I deny my own needs and wants, in an attempt to push down the feelings that might come up. Feelings associated with me not being deserving, worthy, or needed. In this way, I tell myself silently that I am less than, and I often end up depriving myself in a small way. Am I afraid I am taking from someone more worthy than me, if I request this one small thing? Am I doubtful of the outcome? What would happen if I actually voiced my want or need, and it is denied?  These are all questions I am trying to answer bit by bit.

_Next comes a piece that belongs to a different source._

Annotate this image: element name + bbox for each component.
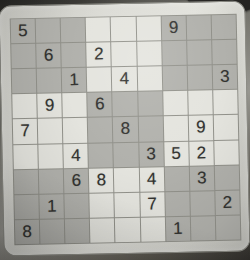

I can recall this process repeating itself over and over in childhood. This mindset, or belief, did not pop up out of nowhere, it has been a part of me for longer than I can remember. From holding back my wants as a girl wanting to fit in with my peers, to offering someone else the last slice of pizza when I’m still a tad hungry, I am now acknowledging this hurdle. And just like the tennis net I attempted to jump over when I was twelve, I’m sure I will get my foot caught the first time I try to turn this around. It’s going to be painful and I might get a little disoriented, but to continue on this trajectory will only hold me back in the long run.

Needs, wants, desires, I see you. I see all of the times I denied you. I hurt because of you, and I wonder at my actions and what could have been if I would have just spoken up. I see how connected you are to the path I have taken, and I am going to commit myself to voicing my opinion, my needs, my thoughts.